Monday, February 22, 2010

Beginning projects

Someone asked Lori of Camp Creek blog:

“My problems — how do I explain brainstorming to them? When I ask what would you like to learn about ______ I mostly get a blank stare. … How do I get them moving in the right direction?”

The answer:

"With younger children, it really doesn't work to sit down and ask what they want to study -- unless they already have a few major projects under their belt.

Rather, you should begin observing their play, conversations, questions, etc., and documenting everything in your journal. Take copious notes and review them after you have documented several different segments of time. Look for patterns and possible project topics -- interests, questions, etc. This is a *much* more reliable way to identify possible project topics with very young children -- and even older children who have no experience with projects. (Children aren't always the best at identifying their own authentic interests .. especially if they haven't had any experience learning in this way.)
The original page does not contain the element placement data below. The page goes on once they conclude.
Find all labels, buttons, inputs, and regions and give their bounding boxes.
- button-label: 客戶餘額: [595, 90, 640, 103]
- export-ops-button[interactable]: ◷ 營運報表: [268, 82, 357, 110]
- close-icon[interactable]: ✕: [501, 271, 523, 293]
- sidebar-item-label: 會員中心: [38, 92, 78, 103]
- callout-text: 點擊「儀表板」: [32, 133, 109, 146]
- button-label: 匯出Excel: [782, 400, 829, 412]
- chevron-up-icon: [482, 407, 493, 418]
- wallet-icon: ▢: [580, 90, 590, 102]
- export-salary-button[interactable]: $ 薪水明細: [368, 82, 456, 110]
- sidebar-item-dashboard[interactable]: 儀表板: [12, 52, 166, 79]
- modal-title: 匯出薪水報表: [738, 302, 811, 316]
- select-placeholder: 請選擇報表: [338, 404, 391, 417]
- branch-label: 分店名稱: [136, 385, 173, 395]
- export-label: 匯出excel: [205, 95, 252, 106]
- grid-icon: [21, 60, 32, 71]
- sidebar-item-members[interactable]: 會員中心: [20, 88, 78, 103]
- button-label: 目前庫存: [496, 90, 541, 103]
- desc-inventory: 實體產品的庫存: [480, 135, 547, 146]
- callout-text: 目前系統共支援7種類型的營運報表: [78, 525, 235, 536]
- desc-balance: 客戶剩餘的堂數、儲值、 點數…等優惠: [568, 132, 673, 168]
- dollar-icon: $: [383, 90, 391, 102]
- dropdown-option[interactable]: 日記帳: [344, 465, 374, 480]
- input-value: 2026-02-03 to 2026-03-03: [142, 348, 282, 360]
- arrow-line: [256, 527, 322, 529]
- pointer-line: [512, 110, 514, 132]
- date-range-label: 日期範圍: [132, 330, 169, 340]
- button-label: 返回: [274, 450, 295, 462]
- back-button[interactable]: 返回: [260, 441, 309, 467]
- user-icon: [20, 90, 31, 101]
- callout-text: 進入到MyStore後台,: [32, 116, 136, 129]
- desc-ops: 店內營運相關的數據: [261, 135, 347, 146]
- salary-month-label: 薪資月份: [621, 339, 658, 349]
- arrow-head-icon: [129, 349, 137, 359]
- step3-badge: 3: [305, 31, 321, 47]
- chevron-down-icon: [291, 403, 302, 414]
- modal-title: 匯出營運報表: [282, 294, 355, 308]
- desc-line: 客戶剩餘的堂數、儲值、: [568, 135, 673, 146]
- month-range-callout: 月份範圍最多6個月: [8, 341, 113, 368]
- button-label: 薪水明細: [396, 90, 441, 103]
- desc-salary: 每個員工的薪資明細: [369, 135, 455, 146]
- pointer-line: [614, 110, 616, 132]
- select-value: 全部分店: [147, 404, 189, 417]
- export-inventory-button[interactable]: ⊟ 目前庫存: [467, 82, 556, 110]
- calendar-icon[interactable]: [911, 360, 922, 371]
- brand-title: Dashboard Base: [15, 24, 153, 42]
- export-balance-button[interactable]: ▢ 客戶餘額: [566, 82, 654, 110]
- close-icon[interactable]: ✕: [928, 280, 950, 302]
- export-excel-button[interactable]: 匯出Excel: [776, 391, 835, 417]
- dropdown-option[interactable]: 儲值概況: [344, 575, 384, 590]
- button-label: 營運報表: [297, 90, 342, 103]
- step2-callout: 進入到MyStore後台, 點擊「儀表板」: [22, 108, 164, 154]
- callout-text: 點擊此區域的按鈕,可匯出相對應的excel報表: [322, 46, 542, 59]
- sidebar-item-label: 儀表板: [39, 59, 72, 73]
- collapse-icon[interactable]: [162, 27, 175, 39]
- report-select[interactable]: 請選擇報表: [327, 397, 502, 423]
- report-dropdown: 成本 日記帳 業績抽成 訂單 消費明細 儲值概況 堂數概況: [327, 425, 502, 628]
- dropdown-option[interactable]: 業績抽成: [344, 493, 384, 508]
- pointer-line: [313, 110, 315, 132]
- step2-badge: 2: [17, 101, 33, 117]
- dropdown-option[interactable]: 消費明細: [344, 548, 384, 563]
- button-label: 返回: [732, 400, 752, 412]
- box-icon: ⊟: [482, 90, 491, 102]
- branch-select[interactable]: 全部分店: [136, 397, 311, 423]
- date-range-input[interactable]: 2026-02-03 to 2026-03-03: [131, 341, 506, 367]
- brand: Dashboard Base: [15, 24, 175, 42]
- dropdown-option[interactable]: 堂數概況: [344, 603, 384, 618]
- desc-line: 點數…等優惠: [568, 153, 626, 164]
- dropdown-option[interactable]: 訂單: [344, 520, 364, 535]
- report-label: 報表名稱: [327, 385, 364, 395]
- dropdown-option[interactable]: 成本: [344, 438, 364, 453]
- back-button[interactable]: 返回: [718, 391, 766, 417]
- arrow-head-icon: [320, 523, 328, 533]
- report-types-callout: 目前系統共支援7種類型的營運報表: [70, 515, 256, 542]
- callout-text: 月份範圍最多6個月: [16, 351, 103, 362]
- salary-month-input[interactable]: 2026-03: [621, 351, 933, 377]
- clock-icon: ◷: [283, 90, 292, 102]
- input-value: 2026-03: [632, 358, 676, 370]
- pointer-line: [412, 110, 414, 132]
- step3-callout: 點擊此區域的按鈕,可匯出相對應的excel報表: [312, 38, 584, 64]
You don't need to explain brainstorming to them. You simply need to model being the type of learner you want them to be. Wonder out loud. Have ideas. Ask questions.

You'll find advice on here about NOT bringing home a ton of resources at once. It's overwhelming, as you have probably figured out. Instead, when you're at the library, pull a half dozen books and let your daughter pick out what she wants to get. Over time, she'll learn to ask the librarian for help finding books on her topic. Get her started on making her own decisions. (Even when you think they're wrong!)

Let things move s-l-o-w-l-y. Concentrate on just a few books. Read them multiple times. Let her pore over them herself. Set them out with drawing, painting, and collaging materials (on separate days! s-l-o-w-l-y). Hang up xeroxes and her drawings. Talk about everything.

Finally, remember that your children are very young -- but perfectly capable of doing deep project work. Simply take your time and allow them to very slowly begin to explore something that interests them -- and don't let yourself hurry on.

Remember that the most important thing for them to do at this age is learn the habits and attitudes of a successful learner. Don't get too hung up on making an impressive project, especially the first time. Simply start to experience all the parts of a successful project -- curiosity, exploring resources, posing questions, expressing ideas in multiple media, etc. etc. etc."